Step-By-Step: Build your Log-Periodic HDTV Antenna
 
HDAntennaPic 0A

HDAntennaPic 0B

HDAntennaPic 1

 
  • Locate the pattern for the Log-Periodic antenna you printed out earlier
  • Using your scissors or penknife, carefully cut the pattern from the paper along the lines.
  • Trace the pattern twice onto a piece of aluminum foil using a felt-tip pen.

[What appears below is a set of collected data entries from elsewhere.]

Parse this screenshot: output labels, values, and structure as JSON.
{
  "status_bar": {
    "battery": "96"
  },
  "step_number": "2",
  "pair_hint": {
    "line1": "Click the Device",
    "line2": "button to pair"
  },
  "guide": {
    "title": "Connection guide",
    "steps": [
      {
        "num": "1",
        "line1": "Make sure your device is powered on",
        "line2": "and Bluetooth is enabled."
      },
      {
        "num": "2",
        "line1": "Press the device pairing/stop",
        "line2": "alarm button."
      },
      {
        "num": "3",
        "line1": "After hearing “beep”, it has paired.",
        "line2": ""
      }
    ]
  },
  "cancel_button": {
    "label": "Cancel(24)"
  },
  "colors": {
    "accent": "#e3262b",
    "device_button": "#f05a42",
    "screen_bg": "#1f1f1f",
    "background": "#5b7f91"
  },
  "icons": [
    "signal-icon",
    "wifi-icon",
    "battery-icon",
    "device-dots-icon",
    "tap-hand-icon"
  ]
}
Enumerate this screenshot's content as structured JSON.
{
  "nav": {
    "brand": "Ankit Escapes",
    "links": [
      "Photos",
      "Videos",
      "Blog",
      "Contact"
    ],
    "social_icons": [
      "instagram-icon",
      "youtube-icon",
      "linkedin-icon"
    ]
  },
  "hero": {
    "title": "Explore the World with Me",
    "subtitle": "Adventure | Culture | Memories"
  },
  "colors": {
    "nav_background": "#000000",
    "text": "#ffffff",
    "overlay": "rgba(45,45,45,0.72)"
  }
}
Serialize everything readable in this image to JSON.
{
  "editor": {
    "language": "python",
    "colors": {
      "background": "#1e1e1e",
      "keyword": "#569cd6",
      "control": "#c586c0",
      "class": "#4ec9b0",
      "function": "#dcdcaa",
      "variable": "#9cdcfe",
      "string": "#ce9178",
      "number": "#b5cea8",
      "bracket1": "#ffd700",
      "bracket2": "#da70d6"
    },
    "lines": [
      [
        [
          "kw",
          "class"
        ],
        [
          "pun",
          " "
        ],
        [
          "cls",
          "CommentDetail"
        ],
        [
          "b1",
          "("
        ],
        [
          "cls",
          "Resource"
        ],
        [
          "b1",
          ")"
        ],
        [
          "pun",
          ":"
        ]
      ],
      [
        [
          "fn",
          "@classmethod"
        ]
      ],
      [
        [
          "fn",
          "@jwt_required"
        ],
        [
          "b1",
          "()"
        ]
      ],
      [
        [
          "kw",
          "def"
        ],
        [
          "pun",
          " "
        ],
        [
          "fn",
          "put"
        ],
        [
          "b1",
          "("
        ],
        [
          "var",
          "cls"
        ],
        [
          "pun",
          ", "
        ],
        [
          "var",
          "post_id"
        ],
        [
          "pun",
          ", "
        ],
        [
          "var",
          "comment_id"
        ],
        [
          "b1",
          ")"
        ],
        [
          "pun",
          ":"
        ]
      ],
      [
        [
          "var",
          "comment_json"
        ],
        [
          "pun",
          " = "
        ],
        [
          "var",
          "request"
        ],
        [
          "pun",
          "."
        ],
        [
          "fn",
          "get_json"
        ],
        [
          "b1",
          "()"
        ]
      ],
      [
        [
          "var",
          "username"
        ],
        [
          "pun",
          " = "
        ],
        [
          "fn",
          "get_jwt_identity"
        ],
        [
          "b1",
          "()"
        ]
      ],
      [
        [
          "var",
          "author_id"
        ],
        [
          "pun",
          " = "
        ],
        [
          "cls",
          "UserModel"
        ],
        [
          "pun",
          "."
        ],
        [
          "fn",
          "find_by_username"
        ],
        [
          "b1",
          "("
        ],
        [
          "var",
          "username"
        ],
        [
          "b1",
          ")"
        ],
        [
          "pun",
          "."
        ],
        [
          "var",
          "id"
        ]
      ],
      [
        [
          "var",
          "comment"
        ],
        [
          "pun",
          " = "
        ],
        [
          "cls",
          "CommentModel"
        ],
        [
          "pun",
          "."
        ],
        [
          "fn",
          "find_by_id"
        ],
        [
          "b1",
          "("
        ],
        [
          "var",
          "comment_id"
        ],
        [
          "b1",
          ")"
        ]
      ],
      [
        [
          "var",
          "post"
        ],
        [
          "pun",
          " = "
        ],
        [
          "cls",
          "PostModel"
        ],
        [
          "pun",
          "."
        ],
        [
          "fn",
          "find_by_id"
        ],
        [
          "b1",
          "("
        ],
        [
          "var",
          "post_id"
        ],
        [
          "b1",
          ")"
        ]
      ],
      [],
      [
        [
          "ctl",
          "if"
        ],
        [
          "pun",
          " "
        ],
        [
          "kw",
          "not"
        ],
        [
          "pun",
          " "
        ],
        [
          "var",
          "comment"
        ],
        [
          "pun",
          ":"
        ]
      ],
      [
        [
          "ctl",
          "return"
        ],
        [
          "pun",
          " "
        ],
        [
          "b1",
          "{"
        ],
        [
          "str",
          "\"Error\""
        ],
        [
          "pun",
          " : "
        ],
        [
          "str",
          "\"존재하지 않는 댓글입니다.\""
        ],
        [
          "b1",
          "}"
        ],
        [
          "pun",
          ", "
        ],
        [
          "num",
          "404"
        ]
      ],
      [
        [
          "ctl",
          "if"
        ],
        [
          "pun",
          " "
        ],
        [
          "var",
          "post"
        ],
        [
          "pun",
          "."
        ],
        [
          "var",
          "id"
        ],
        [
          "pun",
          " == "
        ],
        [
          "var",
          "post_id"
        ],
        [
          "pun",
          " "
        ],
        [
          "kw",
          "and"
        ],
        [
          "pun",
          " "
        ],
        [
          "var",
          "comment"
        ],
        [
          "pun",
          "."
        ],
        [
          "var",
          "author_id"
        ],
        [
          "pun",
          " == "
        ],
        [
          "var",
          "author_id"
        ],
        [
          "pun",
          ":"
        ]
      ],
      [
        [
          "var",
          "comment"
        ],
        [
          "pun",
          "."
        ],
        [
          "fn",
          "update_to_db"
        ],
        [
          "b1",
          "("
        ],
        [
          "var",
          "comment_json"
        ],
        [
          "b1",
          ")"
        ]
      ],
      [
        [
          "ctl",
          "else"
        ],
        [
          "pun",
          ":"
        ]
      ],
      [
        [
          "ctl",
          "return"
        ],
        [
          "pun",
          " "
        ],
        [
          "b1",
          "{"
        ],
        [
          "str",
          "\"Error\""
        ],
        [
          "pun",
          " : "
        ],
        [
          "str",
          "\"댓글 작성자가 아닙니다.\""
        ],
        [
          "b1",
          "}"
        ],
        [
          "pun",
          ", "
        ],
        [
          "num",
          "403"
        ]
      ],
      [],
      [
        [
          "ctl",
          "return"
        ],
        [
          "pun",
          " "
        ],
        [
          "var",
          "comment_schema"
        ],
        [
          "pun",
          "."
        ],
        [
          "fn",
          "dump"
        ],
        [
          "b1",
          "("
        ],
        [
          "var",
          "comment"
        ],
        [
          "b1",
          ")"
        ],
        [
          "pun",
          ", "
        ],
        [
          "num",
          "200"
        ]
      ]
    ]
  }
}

It is a good idea to tape it down while you do this, but attach just a tiny corner of tape to the foil, otherwise you'll have trouble loosening it.
  • Carefully cut out your patterns (you'll need two, exactly alike) from the foil.
  • Measure to find the exact center across the long edge of one of your 11x8 pieces of cardboard, and repeat at the other long edge.
  • Draw a line there connecting those points where the 'trunk' of the foil 'tree' will go.
  • Glue the patterns to the two 8x11 squares of cardboard.
  • Try running a line of glue up the center line you just drew, and lay the foil there.
  • Then run glue under each 'branch', and press down.
  • Position carefully (with the 'trunk' of the 'tree' centered on your line), and press on the foil to smooth.
  • Both squares should look the same, with the foil placed exactly the same way.
  • Connect your cable and balun wiring to the small ends of the foil patterns.
  • HDAntennaPic 2
  • If connecting 300-ohm flat twin-lead, separate the wires and strip about 3/4" of the insulation off, then staple the exposed part of the wires to the shorter end of the patterns, one wire to each of the cardboard squares.
  • Your square-type push-on balun is then screwed to the opposite end of this wire.
  • If connecting a tubular 75-ohm balun directly to the antenna, either staple its wires or alternatively, drill or punch a small hole and install a small screw, washers and bolt to the small tab at the short end of each foil pattern.
  • This will be used to attach the wires after assembly. (The drawback of screws is that they can never be tightened down very hard onto cardboard.)
  • Arrange the two squares of cardboard with foil patterns into a wedge shape, and glue the 8x8 cardboard squares onto the sides to hold the wedge in shape. Look at the picture to clarify.
  • HDAntennaPic 3
  • The two faces are NOT mirror images after the cardboard sheets are mounted - the two longest branches of the two foil "trees" should be pointing in opposite directions.
  • The short ends of the patterns (the wired ends) are at the narrow end of the wedge.
  • The wedge should form about a 45 to 55 degree angle (the exact angle is not critical.)
  • The foil patterns can face inward (at each other) or outward (away from each other.)
  • Don't mix! At the narrow end of the wedge, the two pieces of cardboard should wind up about 1/2 inch apart.
  • If your foil patterns are arranged facing outward, the sheets can be even closer at the narrow end.
  • It may be useful to tape the pieces together first, and then apply glue when you've got it right.
  • If you haven't connected your balun or wiring yet, do so now. It's done!
  • Connect your cardboard Log-Periodic antenna to your TV set and try it out.
  • HDAntennaPic 4
  • Experiment with the placement, rotation and height until you find a good orientation it can live in.
  • Generally, the small end of the wedge should be pointed toward the TV station you want to receive.
 
Dual Bowtie Hi-Def Antenna DIY #2
 
dbta


 




20th of May, 2017

 

A follow up the above antenna.  Moved it to the attic and connected with a splitter to the main antenna.  I'm not really sure that I will be leaving it like this.  Just wanted to see if it would work.